The results of this study must be interpreted in the context of several limitations. The study is observational and could be subject to residual confounding. The shortcomings of the BRFSS with respect to potential selection bias have been previously documented; it is worth noting that underrepresentation of individuals without landlines and those working atypical hours necessarily exclude individuals who may be disproportionately affected by state earned income tax credit laws [25]. A measurement limitation is the changes in the question used assess HIV risk behavior over time; however, we have no reason to suspect that these changes would have differentially impacted individuals in our treatment and comparison states, minimizing this issue as substantive source of bias in our results. Additionally, the results of this study may underestimate the impact of state earned income tax credit generosity on HIV risk behavior in two different ways. First, the study uses an intent-to-treat approach which classifies everyone in a state with a state earned income tax credit law as part of the treatment population; however, at least 20% of individuals may not have actually received this benefit [9]. While this intent-to-treat approach minimizes selection bias, it will bias findings towards the null.

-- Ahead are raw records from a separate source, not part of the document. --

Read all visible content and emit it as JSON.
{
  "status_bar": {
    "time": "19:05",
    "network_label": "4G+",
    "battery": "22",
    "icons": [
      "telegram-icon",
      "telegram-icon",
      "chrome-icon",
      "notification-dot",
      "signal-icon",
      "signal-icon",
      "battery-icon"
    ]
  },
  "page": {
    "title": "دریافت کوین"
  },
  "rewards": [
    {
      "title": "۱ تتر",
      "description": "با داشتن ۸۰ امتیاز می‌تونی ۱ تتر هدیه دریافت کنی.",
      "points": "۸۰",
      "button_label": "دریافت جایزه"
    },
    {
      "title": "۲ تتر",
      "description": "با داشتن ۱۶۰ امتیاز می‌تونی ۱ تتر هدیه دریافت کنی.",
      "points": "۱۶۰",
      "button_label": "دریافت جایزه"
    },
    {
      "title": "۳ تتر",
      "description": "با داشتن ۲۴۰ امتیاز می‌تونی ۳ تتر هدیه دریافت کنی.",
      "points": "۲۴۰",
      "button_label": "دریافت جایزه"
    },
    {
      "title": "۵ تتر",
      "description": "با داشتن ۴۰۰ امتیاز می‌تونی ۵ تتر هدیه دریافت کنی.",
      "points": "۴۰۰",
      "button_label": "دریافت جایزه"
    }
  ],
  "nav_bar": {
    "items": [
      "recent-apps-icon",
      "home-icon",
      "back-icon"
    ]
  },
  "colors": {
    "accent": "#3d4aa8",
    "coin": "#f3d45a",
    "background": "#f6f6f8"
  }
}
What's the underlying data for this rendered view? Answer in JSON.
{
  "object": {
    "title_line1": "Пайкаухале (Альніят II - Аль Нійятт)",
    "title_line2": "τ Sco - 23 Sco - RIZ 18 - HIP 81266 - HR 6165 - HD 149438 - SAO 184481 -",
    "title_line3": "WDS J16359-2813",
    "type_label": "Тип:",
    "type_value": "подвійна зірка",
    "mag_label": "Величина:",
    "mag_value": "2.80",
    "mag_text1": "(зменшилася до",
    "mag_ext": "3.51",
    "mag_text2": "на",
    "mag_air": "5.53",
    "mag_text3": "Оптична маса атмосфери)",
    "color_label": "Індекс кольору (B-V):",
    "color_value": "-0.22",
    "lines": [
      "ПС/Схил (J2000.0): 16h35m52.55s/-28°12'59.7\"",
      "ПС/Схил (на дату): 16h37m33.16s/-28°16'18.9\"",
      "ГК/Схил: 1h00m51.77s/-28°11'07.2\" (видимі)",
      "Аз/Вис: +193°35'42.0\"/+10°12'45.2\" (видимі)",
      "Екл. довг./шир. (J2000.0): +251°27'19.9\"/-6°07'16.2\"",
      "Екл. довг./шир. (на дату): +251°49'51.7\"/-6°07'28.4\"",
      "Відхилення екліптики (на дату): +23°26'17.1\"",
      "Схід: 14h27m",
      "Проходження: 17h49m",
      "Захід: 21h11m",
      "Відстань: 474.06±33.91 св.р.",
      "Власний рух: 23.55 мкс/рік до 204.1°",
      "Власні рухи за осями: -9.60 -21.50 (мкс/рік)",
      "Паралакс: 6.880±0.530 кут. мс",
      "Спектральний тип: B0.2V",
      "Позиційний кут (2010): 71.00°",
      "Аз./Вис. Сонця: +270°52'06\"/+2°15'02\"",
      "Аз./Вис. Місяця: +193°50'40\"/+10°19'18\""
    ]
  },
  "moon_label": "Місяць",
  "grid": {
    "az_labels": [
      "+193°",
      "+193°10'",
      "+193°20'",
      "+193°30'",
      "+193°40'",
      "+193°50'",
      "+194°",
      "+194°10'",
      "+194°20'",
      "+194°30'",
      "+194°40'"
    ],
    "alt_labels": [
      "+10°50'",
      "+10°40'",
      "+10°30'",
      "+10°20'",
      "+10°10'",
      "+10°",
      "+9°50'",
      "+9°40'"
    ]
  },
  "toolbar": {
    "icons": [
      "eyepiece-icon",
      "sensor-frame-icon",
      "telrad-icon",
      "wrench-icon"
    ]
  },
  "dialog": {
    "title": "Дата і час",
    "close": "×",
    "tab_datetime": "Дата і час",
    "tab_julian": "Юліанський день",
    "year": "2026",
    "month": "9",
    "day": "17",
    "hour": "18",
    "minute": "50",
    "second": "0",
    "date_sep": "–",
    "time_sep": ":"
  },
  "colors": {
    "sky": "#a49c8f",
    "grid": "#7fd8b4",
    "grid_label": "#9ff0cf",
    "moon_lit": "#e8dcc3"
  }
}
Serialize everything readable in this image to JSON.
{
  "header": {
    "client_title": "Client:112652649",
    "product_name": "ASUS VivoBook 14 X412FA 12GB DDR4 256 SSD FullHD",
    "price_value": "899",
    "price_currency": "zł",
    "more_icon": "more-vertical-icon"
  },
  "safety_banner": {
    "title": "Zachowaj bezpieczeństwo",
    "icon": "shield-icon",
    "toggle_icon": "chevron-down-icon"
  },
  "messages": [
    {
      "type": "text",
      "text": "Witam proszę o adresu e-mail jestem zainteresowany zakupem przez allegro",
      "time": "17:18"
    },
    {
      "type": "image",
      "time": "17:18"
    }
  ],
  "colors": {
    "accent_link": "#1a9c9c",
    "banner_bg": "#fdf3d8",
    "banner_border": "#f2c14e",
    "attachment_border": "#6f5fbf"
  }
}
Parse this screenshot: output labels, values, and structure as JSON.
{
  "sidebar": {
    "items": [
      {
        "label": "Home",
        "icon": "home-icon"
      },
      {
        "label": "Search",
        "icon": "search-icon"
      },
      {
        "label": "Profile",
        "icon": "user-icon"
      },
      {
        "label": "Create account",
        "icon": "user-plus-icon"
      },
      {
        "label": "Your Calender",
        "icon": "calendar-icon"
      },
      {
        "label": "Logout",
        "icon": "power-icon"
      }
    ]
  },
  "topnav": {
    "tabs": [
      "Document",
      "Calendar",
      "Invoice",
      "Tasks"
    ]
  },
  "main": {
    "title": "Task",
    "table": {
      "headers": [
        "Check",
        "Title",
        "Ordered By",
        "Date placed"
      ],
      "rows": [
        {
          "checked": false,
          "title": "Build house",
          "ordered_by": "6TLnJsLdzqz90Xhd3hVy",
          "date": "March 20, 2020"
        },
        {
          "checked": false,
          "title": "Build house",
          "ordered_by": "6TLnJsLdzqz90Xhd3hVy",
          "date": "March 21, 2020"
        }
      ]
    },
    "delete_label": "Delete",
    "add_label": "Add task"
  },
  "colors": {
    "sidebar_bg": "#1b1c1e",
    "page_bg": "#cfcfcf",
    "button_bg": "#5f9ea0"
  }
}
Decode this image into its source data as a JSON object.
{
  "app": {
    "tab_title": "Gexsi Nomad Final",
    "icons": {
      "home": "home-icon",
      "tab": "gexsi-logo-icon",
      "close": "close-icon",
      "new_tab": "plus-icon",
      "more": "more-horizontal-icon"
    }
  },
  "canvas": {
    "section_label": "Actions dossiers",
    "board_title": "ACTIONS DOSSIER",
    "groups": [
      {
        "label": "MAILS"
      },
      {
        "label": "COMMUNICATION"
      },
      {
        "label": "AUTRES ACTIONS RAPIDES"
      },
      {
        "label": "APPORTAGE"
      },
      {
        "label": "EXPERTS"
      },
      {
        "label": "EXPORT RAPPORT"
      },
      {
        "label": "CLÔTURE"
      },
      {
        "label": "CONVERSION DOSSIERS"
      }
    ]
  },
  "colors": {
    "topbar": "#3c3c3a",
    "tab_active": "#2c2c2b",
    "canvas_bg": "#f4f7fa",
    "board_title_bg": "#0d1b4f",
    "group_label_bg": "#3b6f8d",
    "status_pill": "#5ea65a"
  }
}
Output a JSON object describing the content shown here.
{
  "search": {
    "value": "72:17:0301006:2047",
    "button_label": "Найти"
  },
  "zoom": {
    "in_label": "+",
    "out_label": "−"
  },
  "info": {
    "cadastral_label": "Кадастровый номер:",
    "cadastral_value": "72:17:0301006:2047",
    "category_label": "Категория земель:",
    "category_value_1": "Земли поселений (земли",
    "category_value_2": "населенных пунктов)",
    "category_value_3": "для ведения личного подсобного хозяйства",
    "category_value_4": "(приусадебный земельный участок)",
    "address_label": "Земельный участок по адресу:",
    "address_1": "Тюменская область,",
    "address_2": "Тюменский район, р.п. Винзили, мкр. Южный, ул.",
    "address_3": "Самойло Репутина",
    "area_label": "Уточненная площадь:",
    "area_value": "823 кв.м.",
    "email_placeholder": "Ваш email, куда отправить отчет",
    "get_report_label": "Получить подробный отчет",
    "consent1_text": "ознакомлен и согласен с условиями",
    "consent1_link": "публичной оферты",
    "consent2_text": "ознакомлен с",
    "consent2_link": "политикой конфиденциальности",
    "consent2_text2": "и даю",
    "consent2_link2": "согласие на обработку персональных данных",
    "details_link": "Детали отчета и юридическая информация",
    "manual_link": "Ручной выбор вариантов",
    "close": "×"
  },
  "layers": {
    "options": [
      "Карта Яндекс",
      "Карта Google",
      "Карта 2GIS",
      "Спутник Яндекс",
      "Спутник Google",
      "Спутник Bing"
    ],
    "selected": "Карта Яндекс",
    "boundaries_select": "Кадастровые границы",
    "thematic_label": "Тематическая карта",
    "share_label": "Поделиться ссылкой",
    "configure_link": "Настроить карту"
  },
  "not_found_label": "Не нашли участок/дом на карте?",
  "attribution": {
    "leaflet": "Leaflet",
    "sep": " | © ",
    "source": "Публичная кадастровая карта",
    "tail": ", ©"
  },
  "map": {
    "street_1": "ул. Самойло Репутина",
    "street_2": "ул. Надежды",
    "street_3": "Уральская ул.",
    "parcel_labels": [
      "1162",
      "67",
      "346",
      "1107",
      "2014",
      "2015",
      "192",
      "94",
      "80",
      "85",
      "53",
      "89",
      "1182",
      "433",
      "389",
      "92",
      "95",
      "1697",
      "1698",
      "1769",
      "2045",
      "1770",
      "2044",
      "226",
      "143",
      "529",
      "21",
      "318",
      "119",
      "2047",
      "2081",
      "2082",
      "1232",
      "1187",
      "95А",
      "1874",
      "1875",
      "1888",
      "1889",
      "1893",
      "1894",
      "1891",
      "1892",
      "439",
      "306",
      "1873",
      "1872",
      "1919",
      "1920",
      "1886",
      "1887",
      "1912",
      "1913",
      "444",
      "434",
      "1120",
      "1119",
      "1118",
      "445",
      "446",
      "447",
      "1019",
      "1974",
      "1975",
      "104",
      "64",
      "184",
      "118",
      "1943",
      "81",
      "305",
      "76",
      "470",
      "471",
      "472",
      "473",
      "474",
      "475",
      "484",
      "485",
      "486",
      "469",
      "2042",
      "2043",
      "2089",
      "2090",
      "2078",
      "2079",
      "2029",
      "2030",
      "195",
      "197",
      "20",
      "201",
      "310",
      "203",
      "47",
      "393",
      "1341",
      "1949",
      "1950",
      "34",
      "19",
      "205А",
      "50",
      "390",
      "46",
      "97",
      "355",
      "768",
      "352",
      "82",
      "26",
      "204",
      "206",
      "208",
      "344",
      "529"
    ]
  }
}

Second, the underestimation of the effect of state earned income tax credit laws may be attributable to reduced sensitivity of the HIV risk behavior question for detecting non-commercial forms of transactional sex such as staying with a partner longer than desired, starting a new sexual relationship or having sex with someone who is not a regular partner under the implicit assumption that sex will be exchanged for material support or other benefits [26].

Given the potential benefits and minimal downsides associated with more generous state earned income tax credit policies, these findings emphasize the potential benefits of increased uptake of generous policies. Traditionally, laws that encourage work have enjoyed bi-partisan support and have drawn less criticism from employers. So state earned income tax credit laws may prove more politically feasible to implement than other economic policies such as minimum wage increases. Additionally, increasing outreach to improve uptake among potentially eligible filers may also result in population health benefits. As it stands, only about 80% of potentially eligible filers access the federal earned income tax credit benefit; it is unknown how many access state earned income tax credit benefits [9]. It is likely that even fewer access the state earned income tax credit benefit. While not the focus of this study, future studies should consider exploring how federal income support initiatives, such as the increases in the child income tax credit under the American Rescue Plan, may have influenced HIV risk behaviors among single mothers with low education and others who may be at risk for HIV/STIs [27]. Such information may be useful for thinking about the return on investment associated with continuing these credits through the Build Back Better package of legislation or as a stand-alone policy [28].